The first thing I noted was the briny quality fo the broth. It had an almost overpowering taste of fish broth, mixed with hints of pork, maybe chicken broth. The broth contained bits and pieces of char-siu braised pork.

To recreate the briny quality, I added a lot of nuoc mam and granulated fish broth. But I think you can do without nuoc mam and sub it with soy sauce instead. 

Since I was too lazy to make char-siu from scratch, I just sauteed onions and bits of pork.

So what you do is fry up some onion and pork, throw in a lot of minced garlic, and when the garlic starts to smell pretty good, throw in some nuoc mam or any other fish sauce. Add water, throw in a good portion of granulated fish broth (I use hondashi because of time and budget constraints) about two teaspoons for each serving, and add some chinese chicken broth powder, about a teaspoon or so. When its done, throw in a whole lot of sesame seeds, and add some sesame oil or chili oil. The oil is essential here, since the layer of oil functions to keep the temperature of the broth relatively high. Or so they say.

This is Japanese junk food, so don’t worry about chemical additives or MSG or artificial flavorings or the like. You can make char-siu and throw in some bonito flakes to the leftover stewing liquid to make a more “natural” version, but, well, its a lot of work.
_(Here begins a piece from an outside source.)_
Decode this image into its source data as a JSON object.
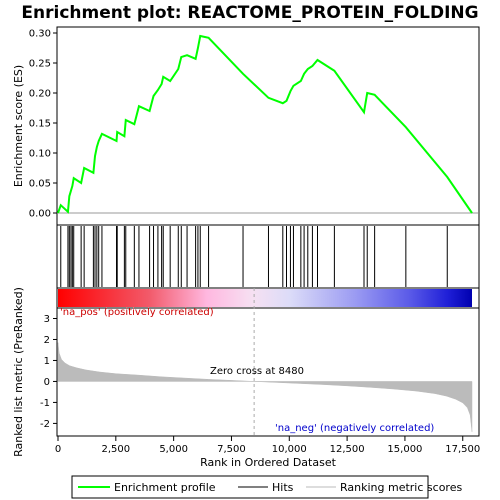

Also, a lot of ramen places offer you some lightly flavored broth that you can mix with the leftover tsukemen sauce to drink as a soup. However, I have no idea what goes on in those brothy things, so you’re better off doing whatever than hearing my hypothetical theories.

Japanese pickled eggs and bamboo shoots will be great additions to this. The lack of Asian markets in my vicinity is the reason I do not have any of that going on.